In short, do all the things that traditional media companies did before Netflix changed the industry. One related criticism is that Netflix could solve its problems better. That’s what Roy Price, the first executive to lead Amazon’s streaming foray, thinks. (Price was expelled on charges of sexual harassment, which he denies.)
“I think Netflix has a programming problem,” Price told me. “What was Netflix’s last big show?”
This argument: replacing executives who chose your TV shows and movies and replacing them with someone else is the oldest media argument out there, which doesn’t mean it’s wrong. For now, however, Netflix insists that all of its top executives, including co-CEOs Reed Hastings and Ted Sarandos, and content heads Bela Bajaria and Scott Stuber, they are doing very well.
These are the most comforting criticisms of Hollywood because they allow Hollywood to expect things to continue as they have been. Under that theory, even if Netflix shrinks, there will still be a lot of competition among other big players to keep everyone fully occupied, and a lot of things for streaming customers to take advantage of over the next few years. And these competitors will include Amazon and Apple, which do not seem to have any restrictions on their spending, as Hollywood is a secondary business for both.
It’s also worth noting: depending on what you’re doing in Hollywood right now, you can choose which projects to work on. An art director based in Los Angeles tells me that he is not remotely concerned about the slowdown in the real-time transmission boom because the studios are struggling to staff the projects they are already doing. A study executive tells me that labor shortages are even more acute outside the United States, in film centers like London.
But, as we are seeing in the stock market right now, nothing goes up and goes well forever. So the nightmare scenario for Hollywood, or at least the nasty version of dreams, is that Netflix’s problems are everyone’s problems. And if Netflix is already losing customers to newcomers, that means the market isn’t as big as everyone expected.
“You have to understand that the economy of these things only reaches 400 million subscribers,” one tycoon told me, noting that Netflix, which still has the largest audience in the world, barely reaches 220 million subscribers. What if investors decide they no longer want to fund the world’s entertainment giants if those giants don’t make money?

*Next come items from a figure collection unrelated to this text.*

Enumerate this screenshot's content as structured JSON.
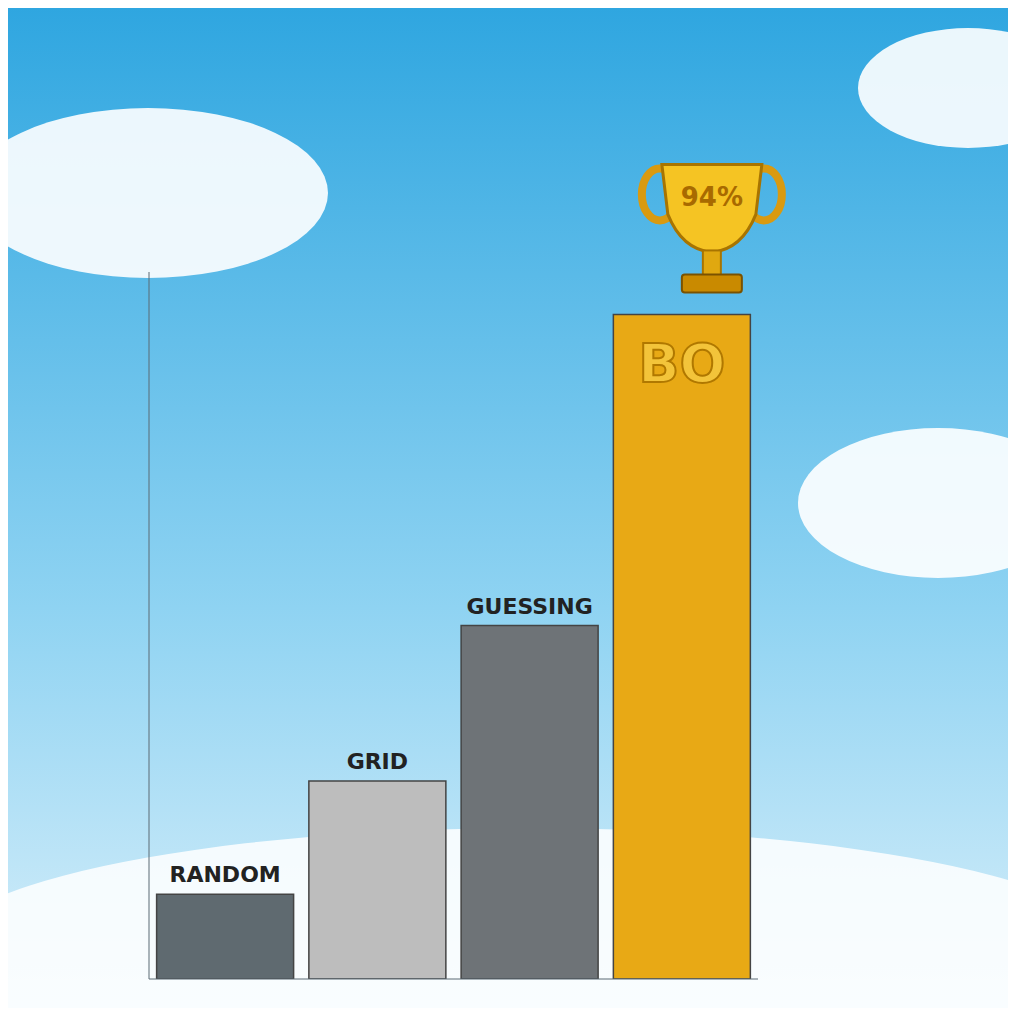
{
  "chart_data": {
    "type": "bar",
    "categories": [
      "RANDOM",
      "GRID",
      "GUESSING",
      "BO"
    ],
    "values": [
      12,
      28,
      50,
      94
    ],
    "colors": [
      "#5f6a70",
      "#bdbdbd",
      "#6e7377",
      "#e8a915"
    ],
    "ylim": [
      0,
      100
    ],
    "yticks": [],
    "tick_labels": false,
    "grid": false,
    "annotation": "94%"
  }
}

To begin with, it could cause problems for people like Candle Media, a holding company set up by two former Disney executives and backed by private equity giant Blackstone. Since its inception last year, it has spent a lot of money, acquiring all or part of at least five different production companies, including Reese Witherspoon’s Hello Sunshine and Will and Jada Pinkett Smith’s Overbrook, often at astonishing prices: the agreement to acquire a stake in the Witherspoon company, for example, gave it a valuation of nearly $ 1 billion, even though it owns little intellectual property.
The premise of Candle Media, shared by other investors who have been investing money in celebrity-linked production companies like LeBron James and Kevin Hart, is that streamers will be desperate to find new things to show people and stock up on. and companies that can make these things a good deal. But many of those deals came together last fall when Netflix’s share price approached $ 700; now Wall Street believes the company is worth two-thirds of that.

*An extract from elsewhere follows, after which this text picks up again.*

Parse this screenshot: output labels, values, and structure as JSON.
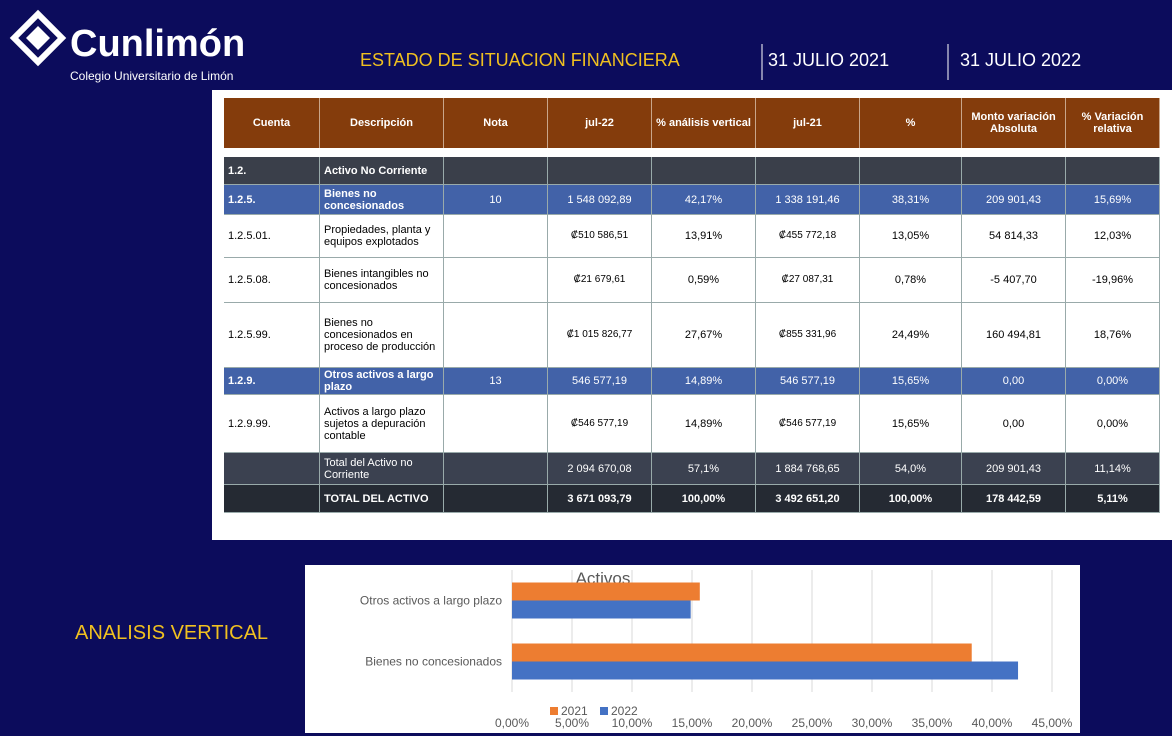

Candle co-founder Kevin Mayer continues his story. “We still believe a lot in broadcasting in general, now and in the long run,” he told the Hollywood Trade Deadline last week.
And he’s right in at least one way: streaming won’t go away, just as the Internet didn’t go away after the dot-com bubble burst in 2000. But the winners and losers certainly reorganized afterwards. by accident, most of you can’t tell me what CMGI is without using Google. We haven’t known the end of this for a long time.